Push-In Connections with Tool Operation
Push-in terminal blocks are designed to allow solid or ferruled wires to be inserted into the block and establish connections without the need for any tools. The only time this actuation style requires insertion tools is for the connection of stranded or flexible wires, or for the subsequent removal of any conductor type.
» WAGO’s TOPJOB S Rail-Mount Terminal Blocks are available with levers, push-buttons, and operating slots to provide optimal solutions for any wiring application.

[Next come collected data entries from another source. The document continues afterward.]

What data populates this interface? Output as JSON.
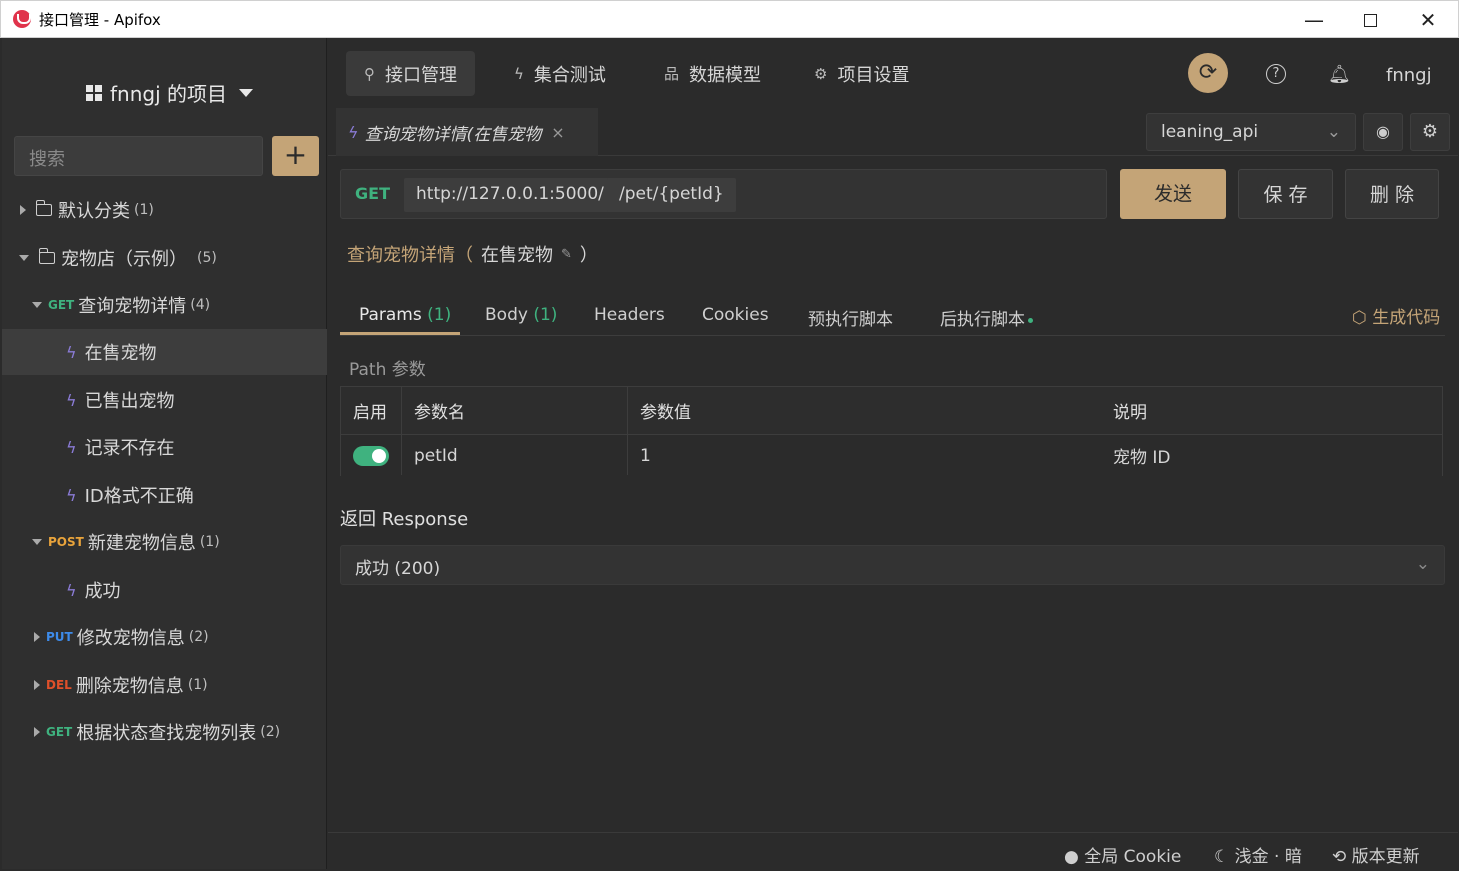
{
  "window": {
    "title": "接口管理 - Apifox",
    "minimize": "—",
    "close": "✕"
  },
  "sidebar": {
    "project_title": "fnngj 的项目",
    "search_placeholder": "搜索",
    "add": "+",
    "items": [
      {
        "label": "默认分类",
        "count": "(1)"
      },
      {
        "label": "宠物店（示例）",
        "count": "(5)"
      },
      {
        "method": "GET",
        "label": "查询宠物详情",
        "count": "(4)"
      },
      {
        "label": "在售宠物"
      },
      {
        "label": "已售出宠物"
      },
      {
        "label": "记录不存在"
      },
      {
        "label": "ID格式不正确"
      },
      {
        "method": "POST",
        "label": "新建宠物信息",
        "count": "(1)"
      },
      {
        "label": "成功"
      },
      {
        "method": "PUT",
        "label": "修改宠物信息",
        "count": "(2)"
      },
      {
        "method": "DEL",
        "label": "删除宠物信息",
        "count": "(1)"
      },
      {
        "method": "GET",
        "label": "根据状态查找宠物列表",
        "count": "(2)"
      }
    ]
  },
  "topnav": {
    "tabs": [
      {
        "label": "接口管理",
        "icon": "🔗"
      },
      {
        "label": "集合测试",
        "icon": "⚡"
      },
      {
        "label": "数据模型",
        "icon": "品"
      },
      {
        "label": "项目设置",
        "icon": "⚙"
      }
    ],
    "sync_icon": "⟳",
    "help_icon": "?",
    "bell_icon": "🔔",
    "user": "fnngj"
  },
  "tabstrip": {
    "doc_tab": "查询宠物详情(在售宠物",
    "close": "×",
    "env": "leaning_api",
    "chev": "⌄",
    "eye": "👁",
    "gear": "⚙"
  },
  "request": {
    "method": "GET",
    "base_url": "http://127.0.0.1:5000/",
    "path": "/pet/{petId}",
    "send": "发送",
    "save": "保 存",
    "delete": "删 除",
    "title": "查询宠物详情（",
    "case": "在售宠物",
    "edit": "✎",
    "title_close": "）"
  },
  "param_tabs": {
    "params": "Params",
    "params_count": "(1)",
    "body": "Body",
    "body_count": "(1)",
    "headers": "Headers",
    "cookies": "Cookies",
    "pre_script": "预执行脚本",
    "post_script": "后执行脚本",
    "gen_code": "生成代码"
  },
  "path_params": {
    "label": "Path 参数",
    "headers": [
      "启用",
      "参数名",
      "参数值",
      "说明"
    ],
    "rows": [
      {
        "enabled": true,
        "name": "petId",
        "value": "1",
        "desc": "宠物 ID"
      }
    ]
  },
  "response": {
    "label": "返回 Response",
    "selected": "成功 (200)"
  },
  "statusbar": {
    "cookie": "全局 Cookie",
    "theme": "浅金 · 暗",
    "update": "版本更新"
  },
  "colors": {
    "accent": "#c4a477",
    "get": "#3fb27f",
    "post": "#e8a33b",
    "put": "#3d8bea",
    "del": "#e0502a"
  }
}
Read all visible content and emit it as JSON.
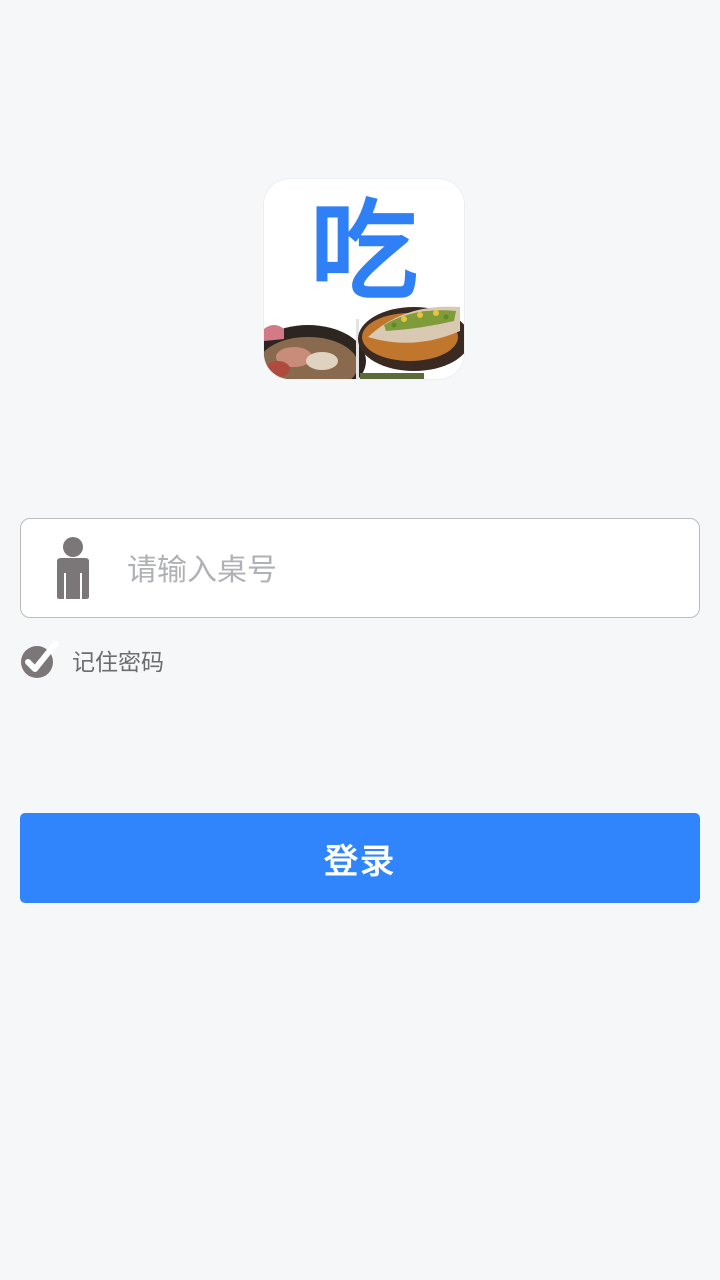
{
  "app": {
    "logo_char": "吃",
    "logo_icon": "food-dishes-icon"
  },
  "login": {
    "table_input": {
      "value": "",
      "placeholder": "请输入桌号",
      "icon": "user-icon"
    },
    "remember": {
      "label": "记住密码",
      "checked": true,
      "icon": "check-circle-icon"
    },
    "submit_label": "登录"
  },
  "colors": {
    "background": "#f5f7f9",
    "primary": "#3185fc",
    "icon_gray": "#7b7677",
    "placeholder": "#b0b1b5"
  }
}
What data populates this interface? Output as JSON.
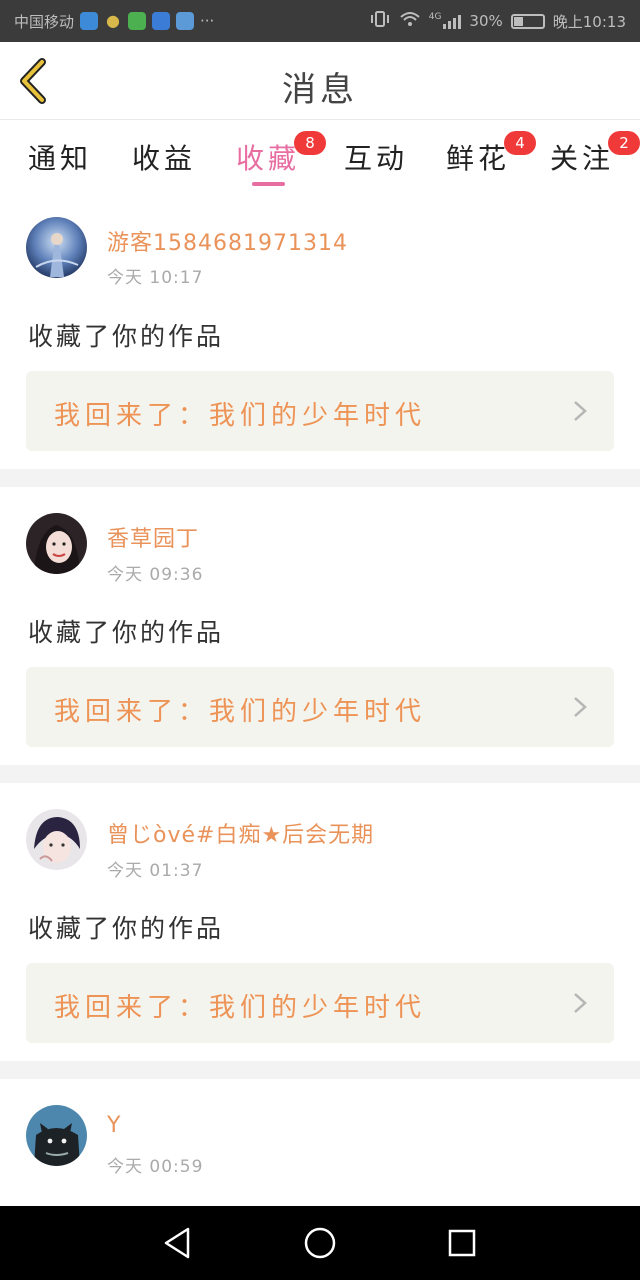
{
  "status_bar": {
    "carrier": "中国移动",
    "more": "···",
    "network_gen": "4G",
    "battery_text": "30%",
    "time": "晚上10:13"
  },
  "header": {
    "title": "消息"
  },
  "tabs": [
    {
      "label": "通知",
      "badge": ""
    },
    {
      "label": "收益",
      "badge": ""
    },
    {
      "label": "收藏",
      "badge": "8",
      "active": true
    },
    {
      "label": "互动",
      "badge": ""
    },
    {
      "label": "鲜花",
      "badge": "4"
    },
    {
      "label": "关注",
      "badge": "2"
    }
  ],
  "items": [
    {
      "username": "游客15846819713​14",
      "time": "今天 10:17",
      "action": "收藏了你的作品",
      "work_title": "我回来了：我们的少年时代"
    },
    {
      "username": "香草园丁",
      "time": "今天 09:36",
      "action": "收藏了你的作品",
      "work_title": "我回来了：我们的少年时代"
    },
    {
      "username": "曾じòvé#白痴★后会无期",
      "time": "今天 01:37",
      "action": "收藏了你的作品",
      "work_title": "我回来了：我们的少年时代"
    },
    {
      "username": "Y",
      "time": "今天 00:59",
      "action": "",
      "work_title": ""
    }
  ],
  "colors": {
    "accent_pink": "#e86ea2",
    "username_orange": "#e9935a",
    "work_orange": "#ee9356",
    "badge_red": "#f03a3a",
    "back_arrow": "#e8c23a"
  }
}
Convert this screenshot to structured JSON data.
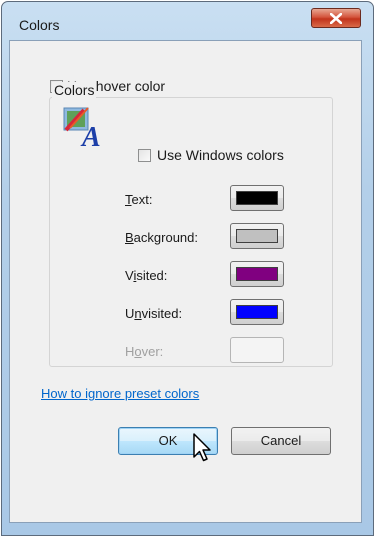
{
  "window": {
    "title": "Colors"
  },
  "hover_checkbox": {
    "label": "Use hover color",
    "checked": false
  },
  "colors_group": {
    "title": "Colors",
    "windows_checkbox": {
      "label": "Use Windows colors",
      "checked": false
    },
    "rows": [
      {
        "label": "Text:",
        "mnemonic_index": 0,
        "color": "#000000",
        "enabled": true
      },
      {
        "label": "Background:",
        "mnemonic_index": 0,
        "color": "#c0c0c0",
        "enabled": true
      },
      {
        "label": "Visited:",
        "mnemonic_index": 1,
        "color": "#800080",
        "enabled": true
      },
      {
        "label": "Unvisited:",
        "mnemonic_index": 1,
        "color": "#0000ff",
        "enabled": true
      },
      {
        "label": "Hover:",
        "mnemonic_index": 1,
        "color": "",
        "enabled": false
      }
    ]
  },
  "help_link": "How to ignore preset colors",
  "buttons": {
    "ok": "OK",
    "cancel": "Cancel"
  },
  "icons": {
    "close": "close-icon",
    "colors": "colors-palette-icon",
    "cursor": "mouse-pointer-icon"
  }
}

Terminal blocks with push-in connection technology enable quick and easy wiring connections, whether the connection is made to a circuit board or in a control cabinet. They are good for small spaces and provide ways to ensure that users’ hands are free to wire the application. By inserting the tool into the operating slot, where it is held firmly in place, users are able to introduce wires before removing the tool to complete the operation. Wires can also be disconnected from the block in the same way. One final advantage is their economic value. Tool-operated push-in terminal blocks are inexpensive and reliable and utilize a spring clamp to maintain connections without the use of a screw.